FA Chairman and FIFA vice-president, Greg Clarke has opined that any changes that will be made to the English Football league has to benefit everyone involved and not just fill pockets. This comes after a proposal to transform the Premier League and the English Football League (EFL) was leaked.

The unofficial release of a proposal called ‘Project Big Picture’ has shocked English football with many concerned that Premier League’s big clubs are looking to take over football in England. The proposal, that was later confirmed to be true, would hand a life-line to the English Football League (EFL) via various payouts but at the same time, it would change the voting structure of the top tier and the structure of the entire pyramid. That has many fans and critics alike concerned at the way the top English clubs have gone about things.

However, FA chairman Greg Clarke painted a stark picture of the talks and admitted that he walked away from the discussions about 'Project Big Picture' but also confirmed that there were talks of a breakaway league.
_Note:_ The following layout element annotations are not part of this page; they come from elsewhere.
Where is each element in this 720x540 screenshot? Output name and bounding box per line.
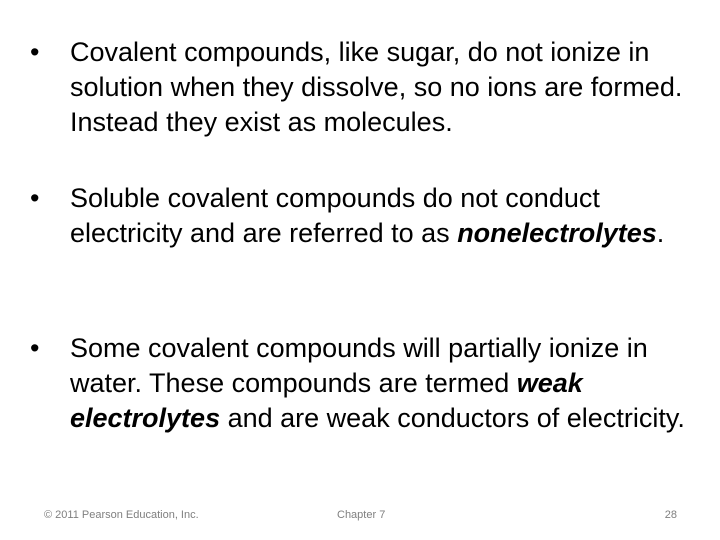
bullet-text-segment: . xyxy=(656,218,665,248)
footer-copyright: © 2011 Pearson Education, Inc. xyxy=(44,509,199,521)
bullet-marker: • xyxy=(30,333,40,363)
footer-page-number: 28 xyxy=(664,509,677,521)
bullet-text-segment: Soluble covalent compounds do not conduct electricity and are referred to as xyxy=(70,183,600,248)
bullet-marker: • xyxy=(30,183,40,213)
bullet-text xyxy=(70,181,688,251)
bullet-text-segment: Covalent compounds, like sugar, do not ionize in solution when they dissolve, so no ions are formed. Instead they exist as molecules. xyxy=(70,37,683,137)
emphasis-term: nonelectrolytes xyxy=(457,218,657,248)
bullet-item-2 xyxy=(28,181,688,251)
bullet-text-segment: Some covalent compounds will partially ionize in water. These compounds are termed xyxy=(70,333,648,398)
bullet-item-3 xyxy=(28,331,688,436)
bullet-text xyxy=(70,35,688,140)
bullet-marker: • xyxy=(30,37,40,67)
bullet-text xyxy=(70,331,688,436)
bullet-item-1 xyxy=(28,35,688,140)
bullet-text-segment: and are weak conductors of electricity. xyxy=(220,403,685,433)
emphasis-term: weak electrolytes xyxy=(70,368,583,433)
footer-chapter: Chapter 7 xyxy=(337,509,386,521)
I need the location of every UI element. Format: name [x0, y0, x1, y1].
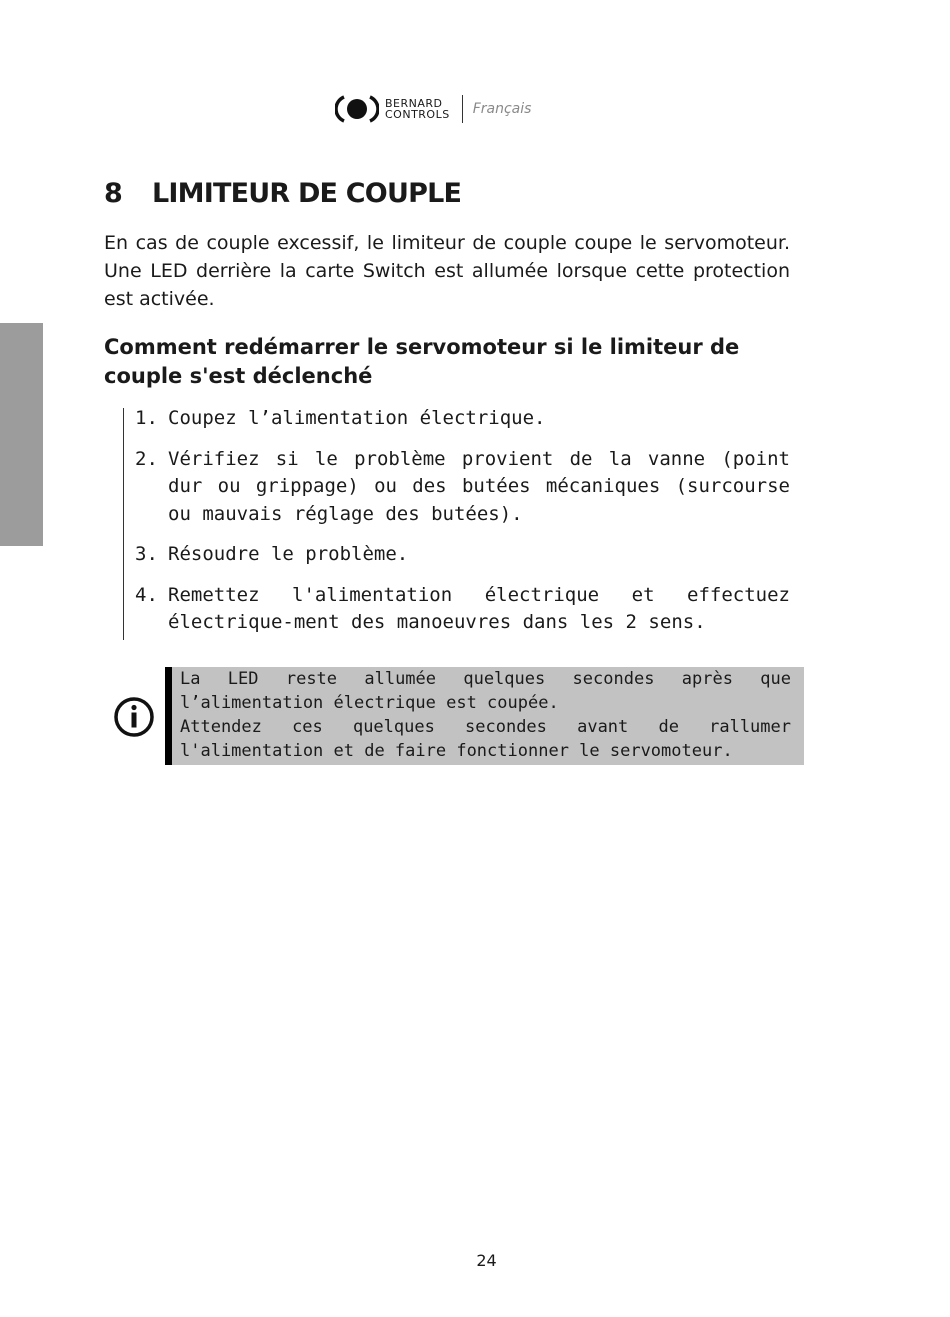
intro-paragraph: En cas de couple excessif, le limiteur de couple coupe le servomoteur. Une LED derrière la carte Switch est allumée lorsque cette protection est activée. [104, 232, 790, 310]
list-item [135, 541, 790, 569]
header-divider [462, 95, 463, 123]
brand-name [385, 98, 450, 120]
page-header [335, 93, 531, 125]
step-number: 4. [135, 583, 158, 606]
info-note [165, 667, 804, 765]
list-item [135, 582, 790, 637]
info-icon [113, 696, 155, 738]
step-number: 3. [135, 543, 158, 565]
brand-line-2: CONTROLS [385, 108, 450, 121]
note-line-2: Attendez ces quelques secondes avant de rallumer l'alimentation et de faire fonctionner le servomoteur. [180, 717, 791, 761]
page-number: 24 [476, 1251, 497, 1270]
language-label: Français [472, 101, 532, 117]
steps-margin-bar [123, 408, 124, 640]
brand-line-1: BERNARD [385, 97, 443, 110]
chapter-side-tab [0, 323, 43, 546]
list-item [135, 405, 790, 433]
subsection-heading: Comment redémarrer le servomoteur si le limiteur de couple s'est déclenché [104, 335, 740, 388]
section-number: 8 [104, 178, 122, 209]
bernard-controls-logo-icon [335, 94, 379, 124]
step-number: 2. [135, 447, 158, 470]
step-text: Vérifiez si le problème provient de la vanne (point dur ou grippage) ou des butées mécaniques (surcourse ou mauvais réglage des butées). [168, 447, 790, 525]
steps-list [135, 405, 790, 650]
section-title: LIMITEUR DE COUPLE [152, 178, 462, 209]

Clarke further asserted, in an open letter on the FA's website, that the FA's "board and Council" have to ensure that "any changes would be to the long-term benefit" of football and the entire English football pyramid.

“However, in late spring, when the principal aim of these discussions became the concentration of power and wealth in the hands of a few clubs with a breakaway league mooted as a threat, I of course discontinued my involvement and counselled a more consensus-based approach involving all Premier League clubs and its chair and chief executive. Our game needs to continually seek to improve but benefits need to be shared,” Clarke said, reported the FA’s official website.

"We, the FA Board and Council, have to ensure that any changes would be to the long-term benefit of the whole of football and we have substantial controls to help ensure that the best interests of the game are served by any new proposals."

The proposal also includes a facet that will see both the League/Carabao Cup and the pre-season curtain-raiser in form of the Community Shield scrapped which will allow the top six sides of the top tier able to play more European football. That plays in the hands of UEFA with them looking to make changes to the Champions League and Europa League over the next few years. However, Clarke added that the FA has a clause that allows them veto any changes and implied that the FA could also stop European participation if they want.

“In addition to the Special Share in the Premier League, which prevents certain changes being made to the constitution without the FA's consent, it is also the FA's responsibility to sanction competitions in England - including any proposed new competition - as well as being responsible for licensing clubs, through UEFA, to play in Europe. Additionally, UEFA look to us to nominate the league, and therefore the clubs, that will play in their competitions.

"Let's continue to work together to determine what is best for English football, with full dialogue between all key stakeholders. However, there is more to our game than economics. Change must benefit clubs, fans and players; not just selective balance sheets. In these difficult times unity, transparency and common purpose must override the interests of the few," he added.